A technology startup born out of the University of New Brunswick’s IT department announced last month it has received $1.5 million in a second round seed investment.
Beauceron Security, a cybersecurity management platform, was founded on the UNB Fredericton campus in 2015. The company uses threat assessments, awareness programs and unique security technology to manage cyber risks for companies and organizations. The latest investment will allow the rapidly expanding company to increase its sales and marketing and recruit new partner firms worldwide.
“When you educate and empower people, they go from the passive victims of cybercrime to the active defenders,” CEO David Shipley said in an interview with The Brunswickan.
Educational institutions have increasingly become the focus of organized cyber attacks after the University of Calgary paid $20,000 in ransom to hackers in 2016. Shipley, who was in charge of cyber threat intelligence and cybersecurity awareness at UNB at the time, realized that something needed to change.
Email-based attacks at UNB increased from $149,000 a month to 1.79 million a month following the Calgary incident. In response, the university worked to educate staff to reduce response rate to phishing emails.

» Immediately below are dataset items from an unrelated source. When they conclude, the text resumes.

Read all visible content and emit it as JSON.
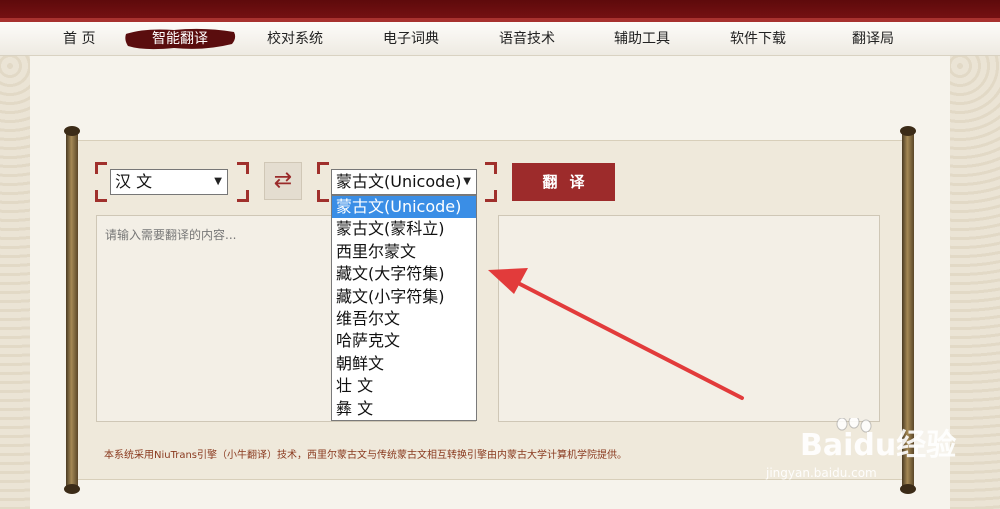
{
  "nav": {
    "items": [
      {
        "label": "首  页"
      },
      {
        "label": "智能翻译",
        "active": true
      },
      {
        "label": "校对系统"
      },
      {
        "label": "电子词典"
      },
      {
        "label": "语音技术"
      },
      {
        "label": "辅助工具"
      },
      {
        "label": "软件下载"
      },
      {
        "label": "翻译局"
      }
    ]
  },
  "translator": {
    "source_lang": "汉  文",
    "target_lang": "蒙古文(Unicode)",
    "swap_icon": "swap-arrows-icon",
    "translate_label": "翻译",
    "input_placeholder": "请输入需要翻译的内容...",
    "target_options": [
      "蒙古文(Unicode)",
      "蒙古文(蒙科立)",
      "西里尔蒙文",
      "藏文(大字符集)",
      "藏文(小字符集)",
      "维吾尔文",
      "哈萨克文",
      "朝鲜文",
      "壮  文",
      "彝  文"
    ],
    "notice": "本系统采用NiuTrans引擎（小牛翻译）技术，西里尔蒙古文与传统蒙古文相互转换引擎由内蒙古大学计算机学院提供。"
  },
  "watermark": {
    "brand": "Baidu经验",
    "url": "jingyan.baidu.com"
  },
  "colors": {
    "accent": "#9d2b2b",
    "selected": "#3a8ee6",
    "arrow": "#e23b3b"
  }
}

It was from these ideas, experiences and concepts – created by the IT department and tested at UNB – that Beauceron Security emerged.
Instead of having to manually manage threats, Beauceron’s unique technology automates many security processes while simultaneously collecting and storing as little personal information about users as possible. Through CyLon, a cybersecurity accelerator, the company has connected with over one hundred potential customers, partners and investors in London. Beauceron’s technology is currently available in English and French and a Swedish-language beta version is in development.
The company not only manages threats directly; they also offer resources with which employees and employers can learn how to minimize their contributions to the cyber risk of their organizations.
“We called this the sheepdog effect,” Shipley said. “Our clients go from being a sheep to becoming a sheepdog. In honour of that effect, we named our firm and our technology after a sheepdog from Northern France, the Beauceron.”
Shipley said Beauceron uses this to help people protect themselves and their organizations from cyber threats. “We believe in using knowledge to empower people and put them back in control of technology,” he said.
Beauceron’s growing success and status as a rising star in the cybersecurity sector serves as an example to current students at the university that hard work and research can pay off.
“If we hadn’t had the chance to experiment and learn at UNB as students and professionals, if we didn’t have the support of Terry Nikkel, and of UNB’s senior management, we wouldn’t have been able to pursue this project and wouldn’t have been able to create nearly a dozen jobs here in Fredericton,” Shipley said.